Development agencies can also undertake public advocacy using marketing and advertising principles to highlight the need for greater corporate social responsibility. Usually, such campaigns are based on research studies on important topics, such as adverse impact of unregulated use of groundwater by bottled water companies, which can exacerbate the groundwater scarcity for local farmers.

Clearly the development value of social marketing or advertising is not only theoretical but has also been put to practice within numerous rich and poor countries alike. For instance, using social marketing, a non-profit organisation called Population Services International has implemented innovative youth-oriented programmes in Cameroon, Madagascar, and Rwanda to prevent unplanned pregnancies and sexually transmitted infections among young adults.

In addition to advertising products like contraceptives, which is a common feature of social marketing campaigns concerning family planning, this organisation has used a creative mix of commercial marketing and interpersonal approaches to motivate behaviour change, or else seek medical treatment, if required. The formulated campaigns were informed by research concerning the specific barriers facing the intended target audiences.

Rather than adopting a preaching mode, the mass media campaigns initiated by this project used the television, radio, print media, and peer educators to treat the targeted youth as savvy consumers and portrayed safe behaviour as a socially acceptable choice for them. Resultantly, this effort paid off by bringing about measurable changes in youth perceptions and behaviour in countries where HIV/AIDS is a serious problem.

Population Services International has also worked in Pakistan with a local partner organisation to help curb unsustainable family sizes in the country. The campaigns devised for Pakistan successfully began to target men in their family planning campaigns in order to motivate them to take their responsibility for family planning more seriously.

In the mid-nineties, these efforts were funded by the German Government Development Bank, which enabled the initiation of the fifth largest (out of more than 50) social marketing project in the world. In 2003, two other bilateral donor agencies, along with the United Nations Population Fund, began contributing resources in social marketing programmes of Green Star to reach women in the semi-urban and rural areas of Pakistan, and offer them a wider range of options, better information and closer linkages with service delivery outlets. Measures such as these have played a significant role in curbing the population growth rate of Pakistan over the past decade.

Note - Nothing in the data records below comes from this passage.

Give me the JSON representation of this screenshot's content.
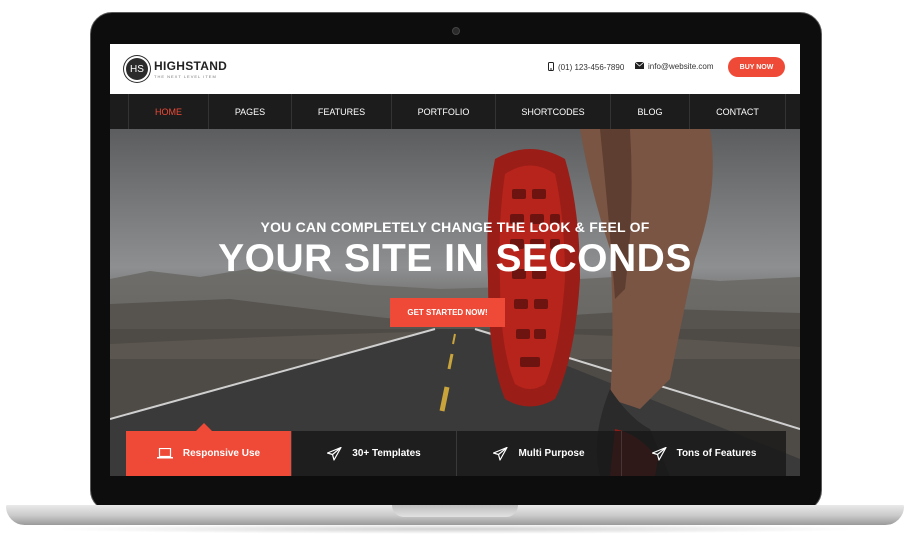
{
  "brand": {
    "monogram": "HS",
    "name": "HIGHSTAND",
    "tagline": "THE NEXT LEVEL ITEM"
  },
  "header": {
    "phone": "(01) 123-456-7890",
    "email": "info@website.com",
    "buy_label": "BUY NOW"
  },
  "nav": {
    "items": [
      {
        "label": "HOME",
        "active": true
      },
      {
        "label": "PAGES"
      },
      {
        "label": "FEATURES"
      },
      {
        "label": "PORTFOLIO"
      },
      {
        "label": "SHORTCODES"
      },
      {
        "label": "BLOG"
      },
      {
        "label": "CONTACT"
      }
    ]
  },
  "hero": {
    "subtitle": "YOU CAN COMPLETELY CHANGE THE LOOK & FEEL OF",
    "title": "YOUR SITE IN SECONDS",
    "cta_label": "GET STARTED NOW!"
  },
  "features": {
    "items": [
      {
        "label": "Responsive Use",
        "icon": "laptop-icon",
        "active": true
      },
      {
        "label": "30+ Templates",
        "icon": "paper-plane-icon"
      },
      {
        "label": "Multi Purpose",
        "icon": "paper-plane-icon"
      },
      {
        "label": "Tons of Features",
        "icon": "paper-plane-icon"
      }
    ]
  },
  "colors": {
    "accent": "#ee4a37",
    "nav_bg": "#1c1c1c"
  }
}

While several family planning or even health campaigns have been effectively launched in Pakistan, they have sometimes faced unexpected opposition. The polio eradication campaign, for example, was banned by extremist elements in several parts of the NWFP last year. Even more recently, the office of an internationally reputable reproductive health and family planning NGO was brutally attacked in Mansehra.

While such instances of retaliation are not really provoked by social marketing campaigns, these campaigns do often challenge social values and can cause offence if handled insensitively. Also media and advertising campaigns can be better used to counter the criticism on ground, subsequent to identifying the underlying reasons for it.

Moreover, social marketing or advertising must remain focused on their message and its intended audiences, and try to avoid placing organisations and individuals in the media spotlight, which does no more then undermine genuine public appeal.

Thus instead of having spending millions on billboards, or on buying prime airtime to inform urban listeners of radio channels like FM 89 about the need for educating children, media pundits should have taken their awareness raising message to the streets of areas with low literacy rates. Failure to effectively reach out to the masses obviously dilutes the intended impact and turns social marketing into nothing more than a mere publicity stunt.